Já sabeis o tempo: já é alguma coisa. Depois vos perguntais: “Onde estive estes
dias?” E vos lembrais de que estivestes no colégio; mas no colégio não a
perdestes, porque ao colégio nunca a levais. E vos perguntais de novo: “Onde
mais estive eu? Em casa de meus amiguinhos. Para ali, sim, é que eu levo sempre
a zorra”. Começareis a desconfiar de que a perdestes ali, mas ainda não estais
bem certos disso. Que fazeis então? Perguntais-vos interiormente: “Com quem
estive brincando em casa de meus amiguinhos?”. E vos lembrareis de que foi com
Joãozinho, que, para brincar com a zorra, é uma especialidade. De repente jorra
um raio de luz, dais uma palmada na testa: lembrastes-vos de que, a última vez
que brincastes com Joãozinho em casa dele, deixastes lá a zorra. Correis à casa
dele e, efetivamente, debaixo de um móvel, lá está a vossa zorra.
Apliquemos
agora o conto ao exame de consciência. A primeira coisa que haveis de fazer é
pensar em quanto tempo faz que vos não confessais, como o menino que perdeu a
zorra pensou nos dias que já fazia que ele não a tinha em mão. Depois, como o
menino do conto, pensais nos lugares que frequentastes, e no que ali fizestes.

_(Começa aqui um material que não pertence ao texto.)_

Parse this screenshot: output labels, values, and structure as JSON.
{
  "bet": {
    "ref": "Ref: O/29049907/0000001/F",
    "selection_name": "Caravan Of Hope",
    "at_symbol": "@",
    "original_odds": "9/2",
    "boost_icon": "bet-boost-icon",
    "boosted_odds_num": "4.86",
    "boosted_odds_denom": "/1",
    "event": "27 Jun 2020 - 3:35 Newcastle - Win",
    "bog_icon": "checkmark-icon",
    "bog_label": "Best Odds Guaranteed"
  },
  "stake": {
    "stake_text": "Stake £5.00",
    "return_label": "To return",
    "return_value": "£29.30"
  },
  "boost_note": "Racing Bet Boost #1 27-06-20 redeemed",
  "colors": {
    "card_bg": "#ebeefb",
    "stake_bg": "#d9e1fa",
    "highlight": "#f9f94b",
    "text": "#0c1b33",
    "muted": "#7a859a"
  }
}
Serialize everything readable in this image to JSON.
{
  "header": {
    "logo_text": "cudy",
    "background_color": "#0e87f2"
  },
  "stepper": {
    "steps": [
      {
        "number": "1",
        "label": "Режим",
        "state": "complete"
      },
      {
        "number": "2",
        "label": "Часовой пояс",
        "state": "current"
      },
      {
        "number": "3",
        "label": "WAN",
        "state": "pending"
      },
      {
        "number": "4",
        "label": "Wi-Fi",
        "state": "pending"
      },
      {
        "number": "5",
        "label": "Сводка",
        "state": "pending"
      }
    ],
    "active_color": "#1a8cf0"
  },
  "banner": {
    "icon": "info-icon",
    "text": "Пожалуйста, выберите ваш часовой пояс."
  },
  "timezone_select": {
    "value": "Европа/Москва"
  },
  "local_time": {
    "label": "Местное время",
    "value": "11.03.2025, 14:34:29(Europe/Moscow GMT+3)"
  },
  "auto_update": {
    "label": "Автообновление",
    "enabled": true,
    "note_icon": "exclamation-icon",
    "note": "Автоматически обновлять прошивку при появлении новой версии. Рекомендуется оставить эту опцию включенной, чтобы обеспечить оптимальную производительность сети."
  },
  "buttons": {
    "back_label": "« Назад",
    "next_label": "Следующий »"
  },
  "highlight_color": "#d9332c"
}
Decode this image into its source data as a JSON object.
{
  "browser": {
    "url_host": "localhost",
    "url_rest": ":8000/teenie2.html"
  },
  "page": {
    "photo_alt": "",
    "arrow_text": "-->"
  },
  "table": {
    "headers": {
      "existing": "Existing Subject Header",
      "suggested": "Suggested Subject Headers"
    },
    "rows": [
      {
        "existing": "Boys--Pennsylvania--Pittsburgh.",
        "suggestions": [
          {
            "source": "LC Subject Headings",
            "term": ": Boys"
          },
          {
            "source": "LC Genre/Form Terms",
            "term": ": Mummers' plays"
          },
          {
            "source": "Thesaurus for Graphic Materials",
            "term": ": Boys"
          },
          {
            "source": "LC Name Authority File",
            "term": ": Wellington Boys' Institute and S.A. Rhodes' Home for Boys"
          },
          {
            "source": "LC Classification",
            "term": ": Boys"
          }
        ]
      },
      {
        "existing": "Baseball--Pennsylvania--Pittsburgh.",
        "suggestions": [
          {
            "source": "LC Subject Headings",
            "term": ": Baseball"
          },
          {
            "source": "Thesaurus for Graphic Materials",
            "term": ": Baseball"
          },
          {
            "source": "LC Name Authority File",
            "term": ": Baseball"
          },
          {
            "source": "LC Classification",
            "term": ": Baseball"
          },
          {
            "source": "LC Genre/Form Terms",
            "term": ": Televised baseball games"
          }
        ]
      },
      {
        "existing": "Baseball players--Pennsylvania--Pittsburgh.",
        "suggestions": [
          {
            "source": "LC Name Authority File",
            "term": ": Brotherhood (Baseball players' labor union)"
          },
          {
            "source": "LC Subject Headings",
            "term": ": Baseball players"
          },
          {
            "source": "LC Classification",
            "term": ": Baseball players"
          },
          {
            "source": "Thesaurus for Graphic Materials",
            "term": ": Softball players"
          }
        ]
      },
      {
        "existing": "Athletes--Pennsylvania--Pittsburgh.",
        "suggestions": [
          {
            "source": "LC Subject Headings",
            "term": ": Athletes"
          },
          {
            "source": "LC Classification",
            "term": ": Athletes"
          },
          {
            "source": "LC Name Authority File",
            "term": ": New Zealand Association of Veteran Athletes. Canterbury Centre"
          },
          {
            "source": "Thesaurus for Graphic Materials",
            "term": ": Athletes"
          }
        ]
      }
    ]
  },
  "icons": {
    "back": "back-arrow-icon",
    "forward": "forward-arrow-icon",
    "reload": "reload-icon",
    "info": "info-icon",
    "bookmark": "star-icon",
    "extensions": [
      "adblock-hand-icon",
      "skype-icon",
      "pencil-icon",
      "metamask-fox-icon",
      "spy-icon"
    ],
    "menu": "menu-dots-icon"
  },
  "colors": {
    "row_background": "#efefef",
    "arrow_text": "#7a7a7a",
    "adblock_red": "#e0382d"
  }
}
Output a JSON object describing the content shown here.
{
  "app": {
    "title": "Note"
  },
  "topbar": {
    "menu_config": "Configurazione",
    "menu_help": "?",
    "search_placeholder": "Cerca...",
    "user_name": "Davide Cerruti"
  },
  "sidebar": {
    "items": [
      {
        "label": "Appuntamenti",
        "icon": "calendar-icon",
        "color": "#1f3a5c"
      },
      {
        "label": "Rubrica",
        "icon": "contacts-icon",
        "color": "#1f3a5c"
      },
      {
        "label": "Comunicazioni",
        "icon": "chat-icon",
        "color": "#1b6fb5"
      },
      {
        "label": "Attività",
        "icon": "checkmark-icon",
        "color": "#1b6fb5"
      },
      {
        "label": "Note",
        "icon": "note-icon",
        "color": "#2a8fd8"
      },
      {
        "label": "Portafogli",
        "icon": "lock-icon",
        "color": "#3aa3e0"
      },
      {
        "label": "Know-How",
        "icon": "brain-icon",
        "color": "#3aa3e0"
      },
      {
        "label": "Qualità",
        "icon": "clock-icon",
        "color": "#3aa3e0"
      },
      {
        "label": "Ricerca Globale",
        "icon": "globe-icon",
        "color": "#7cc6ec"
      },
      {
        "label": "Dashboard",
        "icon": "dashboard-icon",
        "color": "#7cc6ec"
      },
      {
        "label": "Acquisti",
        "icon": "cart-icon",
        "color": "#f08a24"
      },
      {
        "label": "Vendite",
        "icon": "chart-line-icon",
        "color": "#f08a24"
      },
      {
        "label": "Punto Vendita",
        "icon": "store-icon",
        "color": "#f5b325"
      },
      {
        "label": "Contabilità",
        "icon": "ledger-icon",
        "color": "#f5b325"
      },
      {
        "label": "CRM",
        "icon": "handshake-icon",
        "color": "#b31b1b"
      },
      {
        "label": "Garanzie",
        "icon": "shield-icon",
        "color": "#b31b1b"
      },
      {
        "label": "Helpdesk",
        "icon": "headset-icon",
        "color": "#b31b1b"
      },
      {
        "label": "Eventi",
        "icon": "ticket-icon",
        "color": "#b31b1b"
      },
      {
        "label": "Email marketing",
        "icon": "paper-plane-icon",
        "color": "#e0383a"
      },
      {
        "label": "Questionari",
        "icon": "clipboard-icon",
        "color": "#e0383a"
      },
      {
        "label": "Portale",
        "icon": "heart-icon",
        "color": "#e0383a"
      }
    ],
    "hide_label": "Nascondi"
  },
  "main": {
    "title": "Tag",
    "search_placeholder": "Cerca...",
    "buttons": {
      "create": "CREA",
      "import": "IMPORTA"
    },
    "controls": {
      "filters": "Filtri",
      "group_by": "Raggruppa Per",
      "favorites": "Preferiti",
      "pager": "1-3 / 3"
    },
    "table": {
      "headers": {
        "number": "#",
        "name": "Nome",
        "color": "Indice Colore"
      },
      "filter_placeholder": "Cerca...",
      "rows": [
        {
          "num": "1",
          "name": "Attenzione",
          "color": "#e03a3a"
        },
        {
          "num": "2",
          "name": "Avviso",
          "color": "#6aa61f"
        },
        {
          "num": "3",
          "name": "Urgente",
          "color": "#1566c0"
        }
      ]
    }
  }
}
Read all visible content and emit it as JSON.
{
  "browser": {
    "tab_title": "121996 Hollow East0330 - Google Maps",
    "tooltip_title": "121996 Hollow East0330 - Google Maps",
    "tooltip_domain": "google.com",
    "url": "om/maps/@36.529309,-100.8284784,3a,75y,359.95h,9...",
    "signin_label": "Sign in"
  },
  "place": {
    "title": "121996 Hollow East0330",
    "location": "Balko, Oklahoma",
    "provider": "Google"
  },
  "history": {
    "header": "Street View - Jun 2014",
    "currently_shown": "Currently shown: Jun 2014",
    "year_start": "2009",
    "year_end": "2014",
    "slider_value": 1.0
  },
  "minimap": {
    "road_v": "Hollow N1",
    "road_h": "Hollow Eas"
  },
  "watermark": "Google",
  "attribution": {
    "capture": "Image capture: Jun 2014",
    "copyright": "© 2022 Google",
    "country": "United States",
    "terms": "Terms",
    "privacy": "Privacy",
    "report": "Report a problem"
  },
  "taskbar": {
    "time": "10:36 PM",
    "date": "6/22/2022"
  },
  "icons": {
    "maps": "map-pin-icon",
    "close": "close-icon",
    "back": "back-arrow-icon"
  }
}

Sem dúvida vos virão à memória muitas faltas que tereis cometido. Se ainda
duvidardes, recordareis, como o dono da zorra, as pessoas com quem brincastes,
com quem estivestes nesse tempo, e brotará a luz, e vos lembrareis dos vossos
pecados, como o outro se lembrou da zorra perdida. Lembrai-vos bem de que, para
vos examinardes: 1.°, começareis pedindo luzes ao Altíssimo por intercessão da
Virgem; 2.º, recordareis há quanto tempo não vos examinais; 3.°, pensareis nos
lugares que frequentastes; 4.º, recordareis com quem tratastes. Tende presentes
estas quatro coisas.
Também
podeis examinar-vos pelos mandamentos, e para isso poderá servir-vos qualquer
devocionário ou catecismo explicado[1].
Que
diligência se deve pôr no exame? A que se põe num negócio sério. Se ao
encarregado de uma grande fazenda o amo pedisse contas de como ele a
administrava, não poria o administrador muito cuidado em apresentar a seu amo
as contas claras e exatas? Assim haveis vós outros de examinar a vossa
consciência, para apresentardes clara e distinta, aos pés do confessor, a conta
dos vossos pecados. Já vos disse que só é necessário confessar os pecados
mortais, embora se aconselhe que se digam também os veniais. Bastará empregar
neste exame de consciência um quarto de hora, e, se vos confessais a miúdo,
ainda menos tempo; mas fazendo-o com seriedade, pois o negócio da salvação é o
único negócio sério da vida.
[1] Se lhe parecer oportuno, diga-lhes o P. Diretor os pecados mais comuns das crianças em cada mandamento, procurando não ser demasiado explícito no sexto; de maneira que os que conheçam esta matéria o entendam, e os inocentes não percam a sua inocência.